Par Cornelia Hildebrandt, co-présidente de Transform! Europe.
À l’approche des élections européennes, Nos Révolutions propose de mettre régulièrement en lumière la situation des différents pays de l’UE. Deuxième épisode aujourd’hui, avec l’Allemagne !
Comment résumer en deux pages la crise existentielle de la gauche allemande ? Cela reste un défi !
Die Linke a été créé en 2007, à la suite des manifestations de masse contre les nouvelles lois néolibérales sur le travail et les affaires sociales (les lois Hartz IV). Il est issu de la Wahlalternative (WASG), qui existait principalement à l’ouest du pays, et du Parti du socialisme démocratique (PDS), principalement ancré à l’est.
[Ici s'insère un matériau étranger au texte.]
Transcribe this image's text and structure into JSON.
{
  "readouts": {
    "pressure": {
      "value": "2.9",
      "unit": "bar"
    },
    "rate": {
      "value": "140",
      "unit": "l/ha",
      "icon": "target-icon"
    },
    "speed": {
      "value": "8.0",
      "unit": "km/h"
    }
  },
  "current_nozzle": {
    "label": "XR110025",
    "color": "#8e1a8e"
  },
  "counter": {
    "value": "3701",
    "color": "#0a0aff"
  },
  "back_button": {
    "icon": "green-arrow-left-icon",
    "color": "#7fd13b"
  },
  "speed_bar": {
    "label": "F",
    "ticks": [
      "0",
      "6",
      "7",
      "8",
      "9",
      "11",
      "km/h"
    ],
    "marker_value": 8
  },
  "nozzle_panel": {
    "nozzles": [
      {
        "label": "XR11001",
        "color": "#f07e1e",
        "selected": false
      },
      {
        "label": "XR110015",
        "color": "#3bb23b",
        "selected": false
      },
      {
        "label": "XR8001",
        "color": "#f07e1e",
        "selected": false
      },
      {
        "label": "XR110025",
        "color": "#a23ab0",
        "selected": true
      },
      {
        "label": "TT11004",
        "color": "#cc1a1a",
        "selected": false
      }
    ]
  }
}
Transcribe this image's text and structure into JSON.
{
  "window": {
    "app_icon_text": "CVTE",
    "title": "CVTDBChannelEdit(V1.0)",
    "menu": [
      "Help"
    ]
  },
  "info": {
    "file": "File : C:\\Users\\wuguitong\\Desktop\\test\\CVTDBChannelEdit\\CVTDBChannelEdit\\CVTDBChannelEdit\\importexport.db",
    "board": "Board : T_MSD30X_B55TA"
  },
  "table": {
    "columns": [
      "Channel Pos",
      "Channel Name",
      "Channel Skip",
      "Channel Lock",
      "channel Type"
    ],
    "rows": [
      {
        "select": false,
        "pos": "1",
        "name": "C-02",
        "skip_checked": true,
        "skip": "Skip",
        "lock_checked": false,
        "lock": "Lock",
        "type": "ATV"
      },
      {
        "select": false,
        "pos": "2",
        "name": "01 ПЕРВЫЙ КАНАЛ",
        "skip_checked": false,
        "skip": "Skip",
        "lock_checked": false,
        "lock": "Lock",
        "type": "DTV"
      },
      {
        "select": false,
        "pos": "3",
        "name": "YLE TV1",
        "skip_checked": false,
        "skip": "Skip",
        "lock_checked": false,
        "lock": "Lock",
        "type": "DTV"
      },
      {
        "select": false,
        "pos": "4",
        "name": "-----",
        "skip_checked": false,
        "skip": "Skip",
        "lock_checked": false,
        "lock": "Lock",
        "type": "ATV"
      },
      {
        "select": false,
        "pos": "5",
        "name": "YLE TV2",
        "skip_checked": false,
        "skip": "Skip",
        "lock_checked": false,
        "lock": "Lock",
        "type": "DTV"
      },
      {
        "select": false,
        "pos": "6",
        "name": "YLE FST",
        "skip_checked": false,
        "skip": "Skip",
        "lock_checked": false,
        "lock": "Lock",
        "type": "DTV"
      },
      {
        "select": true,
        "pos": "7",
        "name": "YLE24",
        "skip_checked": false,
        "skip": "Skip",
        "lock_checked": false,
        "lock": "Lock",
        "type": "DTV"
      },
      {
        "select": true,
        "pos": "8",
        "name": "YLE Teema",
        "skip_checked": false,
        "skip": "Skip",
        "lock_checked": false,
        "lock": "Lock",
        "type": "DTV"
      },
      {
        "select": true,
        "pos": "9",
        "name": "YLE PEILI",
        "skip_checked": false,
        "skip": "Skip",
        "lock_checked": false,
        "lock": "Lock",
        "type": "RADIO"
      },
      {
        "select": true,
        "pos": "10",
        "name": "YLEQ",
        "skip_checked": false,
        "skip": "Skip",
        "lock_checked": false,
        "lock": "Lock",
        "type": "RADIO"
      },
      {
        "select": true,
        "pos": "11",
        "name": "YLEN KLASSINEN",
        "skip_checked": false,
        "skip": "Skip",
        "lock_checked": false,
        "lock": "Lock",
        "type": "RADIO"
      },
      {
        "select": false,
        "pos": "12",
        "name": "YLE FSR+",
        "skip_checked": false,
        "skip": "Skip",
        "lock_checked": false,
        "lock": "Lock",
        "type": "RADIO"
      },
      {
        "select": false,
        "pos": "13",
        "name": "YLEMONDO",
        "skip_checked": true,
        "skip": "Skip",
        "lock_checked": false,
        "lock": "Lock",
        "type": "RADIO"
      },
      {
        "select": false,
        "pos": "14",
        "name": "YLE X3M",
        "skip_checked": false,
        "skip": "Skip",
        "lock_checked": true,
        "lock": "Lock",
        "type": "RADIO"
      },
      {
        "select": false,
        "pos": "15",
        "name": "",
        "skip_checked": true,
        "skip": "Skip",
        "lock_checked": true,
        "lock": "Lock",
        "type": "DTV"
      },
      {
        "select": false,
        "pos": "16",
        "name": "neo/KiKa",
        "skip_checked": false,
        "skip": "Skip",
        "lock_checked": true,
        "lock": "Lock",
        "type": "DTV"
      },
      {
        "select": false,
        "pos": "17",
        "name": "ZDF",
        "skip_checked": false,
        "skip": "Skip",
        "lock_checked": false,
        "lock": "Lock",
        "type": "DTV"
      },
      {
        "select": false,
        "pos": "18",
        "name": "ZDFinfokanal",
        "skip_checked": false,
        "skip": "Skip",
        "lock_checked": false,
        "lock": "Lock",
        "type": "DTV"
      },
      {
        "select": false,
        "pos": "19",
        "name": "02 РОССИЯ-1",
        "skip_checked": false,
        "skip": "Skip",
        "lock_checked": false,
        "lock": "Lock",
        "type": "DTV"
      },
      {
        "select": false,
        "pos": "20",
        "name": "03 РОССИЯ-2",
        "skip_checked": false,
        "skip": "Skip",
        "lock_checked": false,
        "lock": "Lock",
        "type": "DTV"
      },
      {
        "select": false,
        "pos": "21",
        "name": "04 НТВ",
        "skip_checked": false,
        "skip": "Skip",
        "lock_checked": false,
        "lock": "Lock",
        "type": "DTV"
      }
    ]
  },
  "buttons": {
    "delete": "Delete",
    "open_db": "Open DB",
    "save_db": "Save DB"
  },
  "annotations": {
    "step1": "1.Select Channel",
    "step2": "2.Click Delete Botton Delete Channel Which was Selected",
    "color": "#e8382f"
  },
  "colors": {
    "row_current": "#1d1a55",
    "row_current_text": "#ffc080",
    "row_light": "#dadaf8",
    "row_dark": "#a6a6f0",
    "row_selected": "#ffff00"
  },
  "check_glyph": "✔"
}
Le WASG tirait sa force des syndicats, et regroupait également une partie des mouvements et initiatives extraparlementaires ouest-allemands. Le PDS, issu de l’ancien parti socialiste unifié d’Allemagne (SED), était socialement et communautairement ancré à l’Est. Il y était perçu comme un parti « bienveillant », un parti de solidarité concrète dans la vie de tous les jours. Il était le parti au pouvoir au niveau du Land à Berlin et à Brandebourg, et assume aujourd’hui la fonction de ministre-président en Thuringe.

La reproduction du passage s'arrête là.